Wangiri (One-Ring Scam)
A fraud where your phone rings once from an international number; calling back connects you to a premium-rate line that racks up charges.
Also known as: one-ring scam, missed-call scam, ring-and-run fraud
Last reviewed: 10 June 2026
Wangiri is a Japanese word meaning 'one ring and cut.' Scammers use automated dialers to call thousands of mobile numbers and hang up after a single ring, betting that curiosity will prompt the recipient to call back. The missed-call number is routed to a premium-rate or international revenue-share line, so every second the victim stays on hold or listens to music generates money for the fraudster.
The charges appear on the victim's phone bill, often buried under international call fees. The amounts per call are small — typically a few dollars — but when multiplied across thousands of victims the scam is highly profitable. Numbers commonly spoofed originate from Caribbean, Pacific, or African country codes that share revenue with US carriers under international agreements.

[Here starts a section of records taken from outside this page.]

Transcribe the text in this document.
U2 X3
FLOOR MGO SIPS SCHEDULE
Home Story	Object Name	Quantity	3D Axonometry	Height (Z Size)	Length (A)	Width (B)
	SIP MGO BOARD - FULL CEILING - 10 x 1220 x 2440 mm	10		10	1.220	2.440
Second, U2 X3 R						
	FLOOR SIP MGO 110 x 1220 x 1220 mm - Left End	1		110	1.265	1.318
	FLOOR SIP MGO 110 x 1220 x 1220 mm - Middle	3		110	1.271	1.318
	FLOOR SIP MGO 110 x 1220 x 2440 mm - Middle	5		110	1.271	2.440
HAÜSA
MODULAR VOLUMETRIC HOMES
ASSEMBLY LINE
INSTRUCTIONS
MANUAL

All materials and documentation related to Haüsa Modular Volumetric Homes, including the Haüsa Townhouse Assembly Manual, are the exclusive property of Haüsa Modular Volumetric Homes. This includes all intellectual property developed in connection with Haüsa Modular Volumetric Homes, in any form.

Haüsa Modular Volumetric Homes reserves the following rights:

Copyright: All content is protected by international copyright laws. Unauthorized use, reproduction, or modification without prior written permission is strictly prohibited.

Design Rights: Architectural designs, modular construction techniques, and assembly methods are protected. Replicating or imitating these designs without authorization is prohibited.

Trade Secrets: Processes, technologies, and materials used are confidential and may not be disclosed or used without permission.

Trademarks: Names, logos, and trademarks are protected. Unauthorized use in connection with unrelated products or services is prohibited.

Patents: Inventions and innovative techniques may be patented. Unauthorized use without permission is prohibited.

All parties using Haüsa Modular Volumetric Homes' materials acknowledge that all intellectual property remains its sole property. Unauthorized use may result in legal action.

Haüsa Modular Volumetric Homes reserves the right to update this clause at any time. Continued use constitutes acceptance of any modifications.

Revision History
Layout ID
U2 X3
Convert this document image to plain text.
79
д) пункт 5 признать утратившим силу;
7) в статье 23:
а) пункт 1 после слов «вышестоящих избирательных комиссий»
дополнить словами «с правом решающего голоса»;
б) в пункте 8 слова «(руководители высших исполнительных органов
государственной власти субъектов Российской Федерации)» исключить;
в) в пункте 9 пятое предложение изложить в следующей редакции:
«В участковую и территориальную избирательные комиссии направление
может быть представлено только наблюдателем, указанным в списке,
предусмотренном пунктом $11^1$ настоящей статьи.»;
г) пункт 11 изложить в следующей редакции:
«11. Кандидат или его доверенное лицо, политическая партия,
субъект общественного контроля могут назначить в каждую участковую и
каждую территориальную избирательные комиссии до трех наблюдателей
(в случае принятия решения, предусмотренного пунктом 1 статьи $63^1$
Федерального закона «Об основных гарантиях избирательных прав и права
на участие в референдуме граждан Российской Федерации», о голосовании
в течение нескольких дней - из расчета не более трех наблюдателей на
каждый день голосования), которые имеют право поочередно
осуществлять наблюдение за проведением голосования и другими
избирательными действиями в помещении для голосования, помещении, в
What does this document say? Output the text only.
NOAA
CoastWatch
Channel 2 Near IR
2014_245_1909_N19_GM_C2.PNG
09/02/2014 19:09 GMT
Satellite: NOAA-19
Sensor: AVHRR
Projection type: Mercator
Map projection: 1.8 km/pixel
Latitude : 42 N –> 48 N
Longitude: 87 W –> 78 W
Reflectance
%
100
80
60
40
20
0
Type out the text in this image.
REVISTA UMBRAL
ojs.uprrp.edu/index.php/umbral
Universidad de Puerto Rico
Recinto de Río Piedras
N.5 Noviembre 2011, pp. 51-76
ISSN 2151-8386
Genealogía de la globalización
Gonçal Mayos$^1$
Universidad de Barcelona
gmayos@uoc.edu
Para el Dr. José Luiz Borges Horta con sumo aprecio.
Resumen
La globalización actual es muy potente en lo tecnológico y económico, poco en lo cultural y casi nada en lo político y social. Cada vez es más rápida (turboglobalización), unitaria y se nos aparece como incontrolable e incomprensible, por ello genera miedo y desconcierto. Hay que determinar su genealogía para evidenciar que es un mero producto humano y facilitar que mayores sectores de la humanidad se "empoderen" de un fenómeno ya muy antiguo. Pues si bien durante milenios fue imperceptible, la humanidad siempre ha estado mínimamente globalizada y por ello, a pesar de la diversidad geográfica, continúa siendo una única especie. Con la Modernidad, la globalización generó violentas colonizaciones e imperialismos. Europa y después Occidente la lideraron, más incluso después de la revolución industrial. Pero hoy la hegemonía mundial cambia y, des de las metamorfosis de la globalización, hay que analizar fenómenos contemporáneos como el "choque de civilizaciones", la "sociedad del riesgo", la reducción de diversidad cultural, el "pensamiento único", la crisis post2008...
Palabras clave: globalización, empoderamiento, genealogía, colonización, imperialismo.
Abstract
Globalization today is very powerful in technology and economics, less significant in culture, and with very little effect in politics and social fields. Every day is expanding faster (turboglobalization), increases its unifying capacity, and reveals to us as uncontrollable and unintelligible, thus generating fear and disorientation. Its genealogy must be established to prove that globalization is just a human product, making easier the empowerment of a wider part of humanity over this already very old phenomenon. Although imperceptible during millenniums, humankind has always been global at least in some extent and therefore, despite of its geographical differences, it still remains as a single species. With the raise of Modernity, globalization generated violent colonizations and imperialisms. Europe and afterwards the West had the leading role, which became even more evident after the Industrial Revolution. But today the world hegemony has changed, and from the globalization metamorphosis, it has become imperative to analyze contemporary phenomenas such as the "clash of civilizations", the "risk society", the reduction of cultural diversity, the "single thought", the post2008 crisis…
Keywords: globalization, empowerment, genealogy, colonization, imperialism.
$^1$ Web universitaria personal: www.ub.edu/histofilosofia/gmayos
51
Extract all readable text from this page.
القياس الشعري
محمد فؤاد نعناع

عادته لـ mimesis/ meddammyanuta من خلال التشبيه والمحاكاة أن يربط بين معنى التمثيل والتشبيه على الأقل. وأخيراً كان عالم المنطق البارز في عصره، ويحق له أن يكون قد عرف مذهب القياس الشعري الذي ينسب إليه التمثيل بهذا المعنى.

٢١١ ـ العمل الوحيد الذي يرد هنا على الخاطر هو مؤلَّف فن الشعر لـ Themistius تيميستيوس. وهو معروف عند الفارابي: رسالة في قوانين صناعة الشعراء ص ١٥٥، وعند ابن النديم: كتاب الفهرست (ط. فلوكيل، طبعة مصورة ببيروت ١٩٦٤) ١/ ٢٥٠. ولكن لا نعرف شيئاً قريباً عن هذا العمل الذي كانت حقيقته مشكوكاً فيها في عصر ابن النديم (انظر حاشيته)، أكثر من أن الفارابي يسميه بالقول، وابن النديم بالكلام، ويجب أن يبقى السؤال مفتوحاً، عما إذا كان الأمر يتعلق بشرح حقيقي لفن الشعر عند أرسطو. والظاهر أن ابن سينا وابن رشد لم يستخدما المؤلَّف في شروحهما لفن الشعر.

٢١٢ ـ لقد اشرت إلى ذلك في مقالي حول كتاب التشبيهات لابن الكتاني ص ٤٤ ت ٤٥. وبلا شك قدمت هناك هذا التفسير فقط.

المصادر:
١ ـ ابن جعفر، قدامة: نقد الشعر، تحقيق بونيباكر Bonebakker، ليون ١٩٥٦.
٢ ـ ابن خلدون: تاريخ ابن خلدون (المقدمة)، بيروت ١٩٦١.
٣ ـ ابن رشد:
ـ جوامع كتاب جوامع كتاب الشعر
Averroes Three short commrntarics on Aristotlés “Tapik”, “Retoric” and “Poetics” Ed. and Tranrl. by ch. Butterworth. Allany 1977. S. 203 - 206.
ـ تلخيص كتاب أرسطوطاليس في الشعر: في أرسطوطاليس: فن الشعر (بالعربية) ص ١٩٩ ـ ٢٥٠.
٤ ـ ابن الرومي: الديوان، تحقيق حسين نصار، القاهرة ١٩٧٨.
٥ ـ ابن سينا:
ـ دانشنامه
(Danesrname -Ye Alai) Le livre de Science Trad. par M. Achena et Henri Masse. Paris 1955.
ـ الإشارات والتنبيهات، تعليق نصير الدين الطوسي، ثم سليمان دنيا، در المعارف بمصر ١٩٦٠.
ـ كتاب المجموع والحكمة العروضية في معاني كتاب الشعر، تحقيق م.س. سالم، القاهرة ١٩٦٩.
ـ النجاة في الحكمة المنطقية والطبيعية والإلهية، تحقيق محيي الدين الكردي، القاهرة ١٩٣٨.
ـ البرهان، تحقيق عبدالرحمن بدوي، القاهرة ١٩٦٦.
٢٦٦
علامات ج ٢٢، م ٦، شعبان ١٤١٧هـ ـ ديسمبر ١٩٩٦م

To protect yourself, ignore missed calls from unfamiliar international numbers and do not return them. If you suspect you have been caught, contact your carrier immediately to dispute the charge. Your carrier may waive it as a known fraud pattern.
Examples
- A mobile phone rings once at 3 am from a number starting +268; the owner calls back and is put on hold for several minutes while billed at premium rates.
- An automated dialer places 50,000 single-ring calls overnight; even a 1% callback rate generates significant illicit revenue.